How Aggregates Are Computed
The RunResult.compute_aggregates() method is called automatically by the runner after all scenarios have been executed. It performs the following calculations:
-
Per-scenario average score — For each
ScenarioRunResult, the scores from all scorers are averaged. If a scenario has three scorers with scores[1.0, 1.0, 0.0], its average is0.667. -
Aggregate score — The mean of all per-scenario average scores across the suite.
-
Pass rate — The number of fully passing scenarios (where
passed == True) divided by the total number of scenarios. -
Total duration — The sum of
duration_msvalues across all scenario results.
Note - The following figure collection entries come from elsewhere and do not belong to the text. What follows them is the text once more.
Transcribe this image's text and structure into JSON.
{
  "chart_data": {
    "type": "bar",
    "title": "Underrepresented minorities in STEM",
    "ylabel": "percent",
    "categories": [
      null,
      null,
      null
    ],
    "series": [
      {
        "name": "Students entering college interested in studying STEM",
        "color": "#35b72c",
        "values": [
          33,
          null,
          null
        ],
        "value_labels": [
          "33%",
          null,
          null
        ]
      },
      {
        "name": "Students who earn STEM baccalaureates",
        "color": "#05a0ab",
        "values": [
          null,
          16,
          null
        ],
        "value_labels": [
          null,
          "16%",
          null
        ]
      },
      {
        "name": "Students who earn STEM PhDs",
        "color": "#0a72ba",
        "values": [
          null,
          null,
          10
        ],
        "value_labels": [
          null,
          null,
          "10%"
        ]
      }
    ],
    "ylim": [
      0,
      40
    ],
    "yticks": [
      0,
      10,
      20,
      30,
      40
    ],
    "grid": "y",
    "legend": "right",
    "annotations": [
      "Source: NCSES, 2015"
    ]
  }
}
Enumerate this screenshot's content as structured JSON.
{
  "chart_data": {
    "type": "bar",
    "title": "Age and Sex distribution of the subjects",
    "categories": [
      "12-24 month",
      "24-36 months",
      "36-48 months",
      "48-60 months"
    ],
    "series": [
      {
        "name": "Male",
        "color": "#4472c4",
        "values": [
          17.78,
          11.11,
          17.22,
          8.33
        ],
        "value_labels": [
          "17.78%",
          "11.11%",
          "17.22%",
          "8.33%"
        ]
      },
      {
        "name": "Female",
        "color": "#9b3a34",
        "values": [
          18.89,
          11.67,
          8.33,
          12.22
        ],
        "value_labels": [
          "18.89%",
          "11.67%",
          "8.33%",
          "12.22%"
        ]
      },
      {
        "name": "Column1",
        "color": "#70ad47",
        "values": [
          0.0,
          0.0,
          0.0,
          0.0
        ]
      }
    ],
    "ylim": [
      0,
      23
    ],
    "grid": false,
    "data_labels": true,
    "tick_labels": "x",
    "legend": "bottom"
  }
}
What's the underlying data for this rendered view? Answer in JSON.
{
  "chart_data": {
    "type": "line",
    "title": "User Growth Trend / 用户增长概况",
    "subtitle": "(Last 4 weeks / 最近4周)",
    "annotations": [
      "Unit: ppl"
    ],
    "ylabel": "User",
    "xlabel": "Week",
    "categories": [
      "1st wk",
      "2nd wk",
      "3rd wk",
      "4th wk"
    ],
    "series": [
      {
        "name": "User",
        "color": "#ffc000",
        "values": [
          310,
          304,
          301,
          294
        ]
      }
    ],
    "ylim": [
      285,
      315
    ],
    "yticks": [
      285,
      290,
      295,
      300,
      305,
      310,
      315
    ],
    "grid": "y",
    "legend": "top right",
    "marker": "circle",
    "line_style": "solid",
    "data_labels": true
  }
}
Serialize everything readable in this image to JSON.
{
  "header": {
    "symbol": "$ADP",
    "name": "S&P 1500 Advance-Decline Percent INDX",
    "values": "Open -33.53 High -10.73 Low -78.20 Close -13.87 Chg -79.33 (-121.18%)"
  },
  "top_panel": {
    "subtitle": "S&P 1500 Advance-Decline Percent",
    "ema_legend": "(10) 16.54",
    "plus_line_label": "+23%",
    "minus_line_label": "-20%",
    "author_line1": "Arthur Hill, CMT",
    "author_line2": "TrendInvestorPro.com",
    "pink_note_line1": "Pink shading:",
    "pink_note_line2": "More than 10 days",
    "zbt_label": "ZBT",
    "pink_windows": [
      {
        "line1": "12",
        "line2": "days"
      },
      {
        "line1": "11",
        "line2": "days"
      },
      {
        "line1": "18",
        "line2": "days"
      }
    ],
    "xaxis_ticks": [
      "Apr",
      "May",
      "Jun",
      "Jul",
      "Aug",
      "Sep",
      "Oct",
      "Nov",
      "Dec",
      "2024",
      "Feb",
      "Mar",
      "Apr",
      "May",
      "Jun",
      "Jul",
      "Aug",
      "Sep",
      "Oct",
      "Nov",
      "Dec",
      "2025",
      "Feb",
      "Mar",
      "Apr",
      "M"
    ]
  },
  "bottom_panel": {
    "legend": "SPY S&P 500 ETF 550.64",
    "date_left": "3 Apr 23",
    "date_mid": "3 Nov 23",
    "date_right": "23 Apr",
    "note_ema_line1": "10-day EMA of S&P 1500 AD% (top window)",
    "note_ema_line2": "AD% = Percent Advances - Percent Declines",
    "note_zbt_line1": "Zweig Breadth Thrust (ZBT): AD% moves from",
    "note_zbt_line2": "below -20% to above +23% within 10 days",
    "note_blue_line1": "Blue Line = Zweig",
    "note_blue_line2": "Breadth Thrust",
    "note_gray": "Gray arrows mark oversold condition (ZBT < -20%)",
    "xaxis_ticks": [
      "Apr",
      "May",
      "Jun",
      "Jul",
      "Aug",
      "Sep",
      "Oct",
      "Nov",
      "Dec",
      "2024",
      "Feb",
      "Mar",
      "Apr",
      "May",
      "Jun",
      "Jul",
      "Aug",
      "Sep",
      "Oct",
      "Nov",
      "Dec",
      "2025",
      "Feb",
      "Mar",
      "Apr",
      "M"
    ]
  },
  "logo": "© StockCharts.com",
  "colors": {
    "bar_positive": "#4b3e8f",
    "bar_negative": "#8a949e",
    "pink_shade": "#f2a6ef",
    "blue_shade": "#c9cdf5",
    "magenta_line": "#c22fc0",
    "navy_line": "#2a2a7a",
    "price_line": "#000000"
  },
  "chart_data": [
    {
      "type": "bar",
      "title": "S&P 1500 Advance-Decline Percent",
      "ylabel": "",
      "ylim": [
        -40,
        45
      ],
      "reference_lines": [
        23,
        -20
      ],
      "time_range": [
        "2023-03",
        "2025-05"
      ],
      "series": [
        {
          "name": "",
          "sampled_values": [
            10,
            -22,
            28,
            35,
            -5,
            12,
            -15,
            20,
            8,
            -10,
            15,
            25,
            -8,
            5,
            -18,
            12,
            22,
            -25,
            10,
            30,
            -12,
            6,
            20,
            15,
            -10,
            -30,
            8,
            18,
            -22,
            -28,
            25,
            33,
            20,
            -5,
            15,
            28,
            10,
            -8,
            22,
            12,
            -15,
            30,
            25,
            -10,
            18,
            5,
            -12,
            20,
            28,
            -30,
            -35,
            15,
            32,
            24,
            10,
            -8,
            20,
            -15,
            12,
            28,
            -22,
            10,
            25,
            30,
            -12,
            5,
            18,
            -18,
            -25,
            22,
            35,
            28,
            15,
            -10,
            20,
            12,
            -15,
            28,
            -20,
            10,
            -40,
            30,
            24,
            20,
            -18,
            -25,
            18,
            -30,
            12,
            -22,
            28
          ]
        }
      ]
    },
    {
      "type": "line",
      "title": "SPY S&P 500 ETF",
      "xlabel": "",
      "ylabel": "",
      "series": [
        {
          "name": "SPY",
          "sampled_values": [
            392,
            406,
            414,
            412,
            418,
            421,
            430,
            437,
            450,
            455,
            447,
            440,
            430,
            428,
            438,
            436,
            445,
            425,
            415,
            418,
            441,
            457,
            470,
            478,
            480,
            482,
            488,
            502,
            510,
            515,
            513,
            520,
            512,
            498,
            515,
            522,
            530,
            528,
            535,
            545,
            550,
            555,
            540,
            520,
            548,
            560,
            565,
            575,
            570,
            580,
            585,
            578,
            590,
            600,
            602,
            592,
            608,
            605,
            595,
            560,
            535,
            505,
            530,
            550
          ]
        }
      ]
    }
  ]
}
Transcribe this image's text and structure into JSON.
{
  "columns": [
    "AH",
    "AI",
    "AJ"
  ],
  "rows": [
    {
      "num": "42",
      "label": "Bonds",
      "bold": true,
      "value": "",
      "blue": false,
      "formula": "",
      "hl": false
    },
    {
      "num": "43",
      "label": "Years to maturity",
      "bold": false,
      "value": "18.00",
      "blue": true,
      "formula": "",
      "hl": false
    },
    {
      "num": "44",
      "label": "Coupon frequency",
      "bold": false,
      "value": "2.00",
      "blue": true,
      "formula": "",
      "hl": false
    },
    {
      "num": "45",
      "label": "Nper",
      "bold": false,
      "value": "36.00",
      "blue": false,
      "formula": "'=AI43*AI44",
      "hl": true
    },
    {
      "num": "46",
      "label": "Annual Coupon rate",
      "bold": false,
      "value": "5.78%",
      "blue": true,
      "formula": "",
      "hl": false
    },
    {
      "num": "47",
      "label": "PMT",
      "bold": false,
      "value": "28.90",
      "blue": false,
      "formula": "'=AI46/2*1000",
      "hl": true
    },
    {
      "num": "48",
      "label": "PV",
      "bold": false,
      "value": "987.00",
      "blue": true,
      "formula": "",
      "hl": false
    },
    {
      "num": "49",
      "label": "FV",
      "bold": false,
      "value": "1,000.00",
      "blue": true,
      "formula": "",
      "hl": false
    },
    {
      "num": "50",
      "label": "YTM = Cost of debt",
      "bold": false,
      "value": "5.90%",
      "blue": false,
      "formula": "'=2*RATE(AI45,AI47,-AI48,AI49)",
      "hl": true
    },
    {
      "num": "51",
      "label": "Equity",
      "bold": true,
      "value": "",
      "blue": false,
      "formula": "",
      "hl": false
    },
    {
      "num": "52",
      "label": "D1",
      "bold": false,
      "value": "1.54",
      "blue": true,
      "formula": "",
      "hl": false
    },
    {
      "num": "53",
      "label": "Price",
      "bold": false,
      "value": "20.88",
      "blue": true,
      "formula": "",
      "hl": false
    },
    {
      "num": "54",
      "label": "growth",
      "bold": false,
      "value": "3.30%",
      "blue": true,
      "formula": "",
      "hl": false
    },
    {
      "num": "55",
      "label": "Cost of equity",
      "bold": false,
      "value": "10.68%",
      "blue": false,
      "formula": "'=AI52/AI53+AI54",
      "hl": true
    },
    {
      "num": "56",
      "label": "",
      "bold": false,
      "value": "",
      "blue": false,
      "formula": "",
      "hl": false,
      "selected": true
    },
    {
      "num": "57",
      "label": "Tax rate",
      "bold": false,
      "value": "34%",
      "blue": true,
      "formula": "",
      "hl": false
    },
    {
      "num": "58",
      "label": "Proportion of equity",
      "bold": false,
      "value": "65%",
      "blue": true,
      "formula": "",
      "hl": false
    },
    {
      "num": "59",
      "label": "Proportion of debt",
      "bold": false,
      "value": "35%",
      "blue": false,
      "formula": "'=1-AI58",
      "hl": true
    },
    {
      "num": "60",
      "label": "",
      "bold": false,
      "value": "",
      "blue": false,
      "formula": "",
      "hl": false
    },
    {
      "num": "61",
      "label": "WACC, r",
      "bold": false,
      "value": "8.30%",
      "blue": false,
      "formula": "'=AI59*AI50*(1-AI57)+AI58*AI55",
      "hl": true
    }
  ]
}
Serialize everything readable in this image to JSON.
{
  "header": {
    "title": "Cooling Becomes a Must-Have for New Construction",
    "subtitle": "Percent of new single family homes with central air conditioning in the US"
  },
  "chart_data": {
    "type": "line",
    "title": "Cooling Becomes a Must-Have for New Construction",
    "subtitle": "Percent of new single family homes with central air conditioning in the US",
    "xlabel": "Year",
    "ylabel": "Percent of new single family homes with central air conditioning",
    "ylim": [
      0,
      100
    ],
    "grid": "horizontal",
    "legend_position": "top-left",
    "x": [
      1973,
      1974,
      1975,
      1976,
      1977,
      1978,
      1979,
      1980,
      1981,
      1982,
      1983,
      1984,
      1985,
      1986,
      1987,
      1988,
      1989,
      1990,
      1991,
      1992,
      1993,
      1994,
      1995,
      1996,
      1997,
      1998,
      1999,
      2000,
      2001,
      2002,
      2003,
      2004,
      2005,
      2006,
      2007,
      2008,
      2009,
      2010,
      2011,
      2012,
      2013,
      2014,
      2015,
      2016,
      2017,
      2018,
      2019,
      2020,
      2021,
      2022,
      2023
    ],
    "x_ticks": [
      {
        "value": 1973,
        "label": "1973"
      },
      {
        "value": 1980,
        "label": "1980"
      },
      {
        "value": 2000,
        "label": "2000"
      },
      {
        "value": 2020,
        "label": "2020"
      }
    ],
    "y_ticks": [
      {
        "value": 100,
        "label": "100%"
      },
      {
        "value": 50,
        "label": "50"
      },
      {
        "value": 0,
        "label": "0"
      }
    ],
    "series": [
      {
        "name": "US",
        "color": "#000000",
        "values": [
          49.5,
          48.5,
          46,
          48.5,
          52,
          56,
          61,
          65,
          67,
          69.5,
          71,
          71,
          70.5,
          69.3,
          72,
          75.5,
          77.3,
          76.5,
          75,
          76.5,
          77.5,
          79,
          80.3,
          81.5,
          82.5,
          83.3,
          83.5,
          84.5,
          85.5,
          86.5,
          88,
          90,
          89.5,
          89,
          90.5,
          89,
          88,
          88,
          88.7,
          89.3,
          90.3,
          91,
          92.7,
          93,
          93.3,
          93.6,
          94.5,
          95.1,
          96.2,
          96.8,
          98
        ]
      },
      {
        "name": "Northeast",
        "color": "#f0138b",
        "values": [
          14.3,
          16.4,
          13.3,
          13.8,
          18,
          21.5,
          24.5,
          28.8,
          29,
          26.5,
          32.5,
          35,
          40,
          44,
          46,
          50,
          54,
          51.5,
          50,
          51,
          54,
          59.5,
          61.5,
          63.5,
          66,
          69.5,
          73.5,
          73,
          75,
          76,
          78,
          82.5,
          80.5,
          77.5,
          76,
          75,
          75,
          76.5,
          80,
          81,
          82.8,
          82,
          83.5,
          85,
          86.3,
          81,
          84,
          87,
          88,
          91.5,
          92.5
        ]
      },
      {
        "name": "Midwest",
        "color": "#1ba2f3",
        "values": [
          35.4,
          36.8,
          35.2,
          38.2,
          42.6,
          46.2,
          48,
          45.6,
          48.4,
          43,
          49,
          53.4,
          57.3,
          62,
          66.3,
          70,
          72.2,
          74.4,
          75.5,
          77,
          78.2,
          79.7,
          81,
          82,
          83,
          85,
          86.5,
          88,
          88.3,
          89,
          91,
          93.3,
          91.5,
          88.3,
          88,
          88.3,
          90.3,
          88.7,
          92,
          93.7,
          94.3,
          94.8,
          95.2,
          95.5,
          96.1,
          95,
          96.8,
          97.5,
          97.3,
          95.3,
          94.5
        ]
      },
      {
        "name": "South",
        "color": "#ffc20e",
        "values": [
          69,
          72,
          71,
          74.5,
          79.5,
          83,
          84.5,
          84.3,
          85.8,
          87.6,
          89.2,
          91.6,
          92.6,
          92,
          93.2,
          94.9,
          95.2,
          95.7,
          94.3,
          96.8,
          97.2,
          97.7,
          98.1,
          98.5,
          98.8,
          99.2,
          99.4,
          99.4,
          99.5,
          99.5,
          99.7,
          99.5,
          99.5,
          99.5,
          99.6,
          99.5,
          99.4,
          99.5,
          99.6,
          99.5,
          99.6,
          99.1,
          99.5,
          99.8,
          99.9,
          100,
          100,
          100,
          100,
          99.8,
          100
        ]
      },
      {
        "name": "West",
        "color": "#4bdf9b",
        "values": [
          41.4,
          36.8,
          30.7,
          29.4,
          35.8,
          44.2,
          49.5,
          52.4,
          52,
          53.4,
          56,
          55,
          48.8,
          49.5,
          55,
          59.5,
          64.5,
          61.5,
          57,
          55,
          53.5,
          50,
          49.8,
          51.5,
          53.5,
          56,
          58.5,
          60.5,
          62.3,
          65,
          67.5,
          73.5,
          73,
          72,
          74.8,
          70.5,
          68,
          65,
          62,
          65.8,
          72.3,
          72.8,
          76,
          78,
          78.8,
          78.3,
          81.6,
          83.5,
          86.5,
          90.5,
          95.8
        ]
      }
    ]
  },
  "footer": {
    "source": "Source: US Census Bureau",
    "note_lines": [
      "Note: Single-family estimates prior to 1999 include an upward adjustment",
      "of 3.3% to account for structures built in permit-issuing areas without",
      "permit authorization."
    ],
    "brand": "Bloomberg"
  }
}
Note that pass_rate and aggregate_score can diverge. A suite where half the scenarios pass fully and half fail on one of three scorers might have a pass_rate of 0.5 but an aggregate_score of 0.833.
Using Results Programmatically
When using AgenticAssure from Python (rather than the CLI), you have direct access to the result objects.
Inspecting a RunResult
from agenticassure.runner import Runner
runner = Runner(adapter=my_adapter)
result = runner.run_suite(my_suite)
print(f"Suite: {result.suite_name}")
print(f"Pass rate: {result.pass_rate:.0%}")
print(f"Aggregate score: {result.aggregate_score:.3f}")
print(f"Duration: {result.total_duration_ms:.0f}ms")
for sr in result.scenario_results:
status = "PASS" if sr.passed else "FAIL"
print(f" [{status}] {sr.scenario.name} ({sr.duration_ms:.0f}ms)")
if sr.error:
print(f" Error: {sr.error}")
for score in sr.scores:
print(f" {score.scorer_name}: {score.score:.2f} - {score.explanation}")Extracting Specific Data
# Get all failed scenarios
failed = [sr for sr in result.scenario_results if not sr.passed]
# Get total token usage across all scenarios
total_tokens = sum(
sr.agent_result.token_usage.total_tokens
for sr in result.scenario_results
if sr.agent_result.token_usage is not None
)
# Get all tool calls made across the suite
all_tool_calls = [
tc
for sr in result.scenario_results
for tc in sr.agent_result.tool_calls
]
# Filter results by tag
regression_results = [
sr for sr in result.scenario_results
if "regression" in sr.scenario.tags
]Serializing Results
All result models are Pydantic BaseModel instances, so they support standard Pydantic serialization:
# To a Python dictionary
data = result.model_dump()
# To JSON
json_str = result.model_dump_json(indent=2)This is useful for storing results in databases, sending them to monitoring systems, or building custom report formats.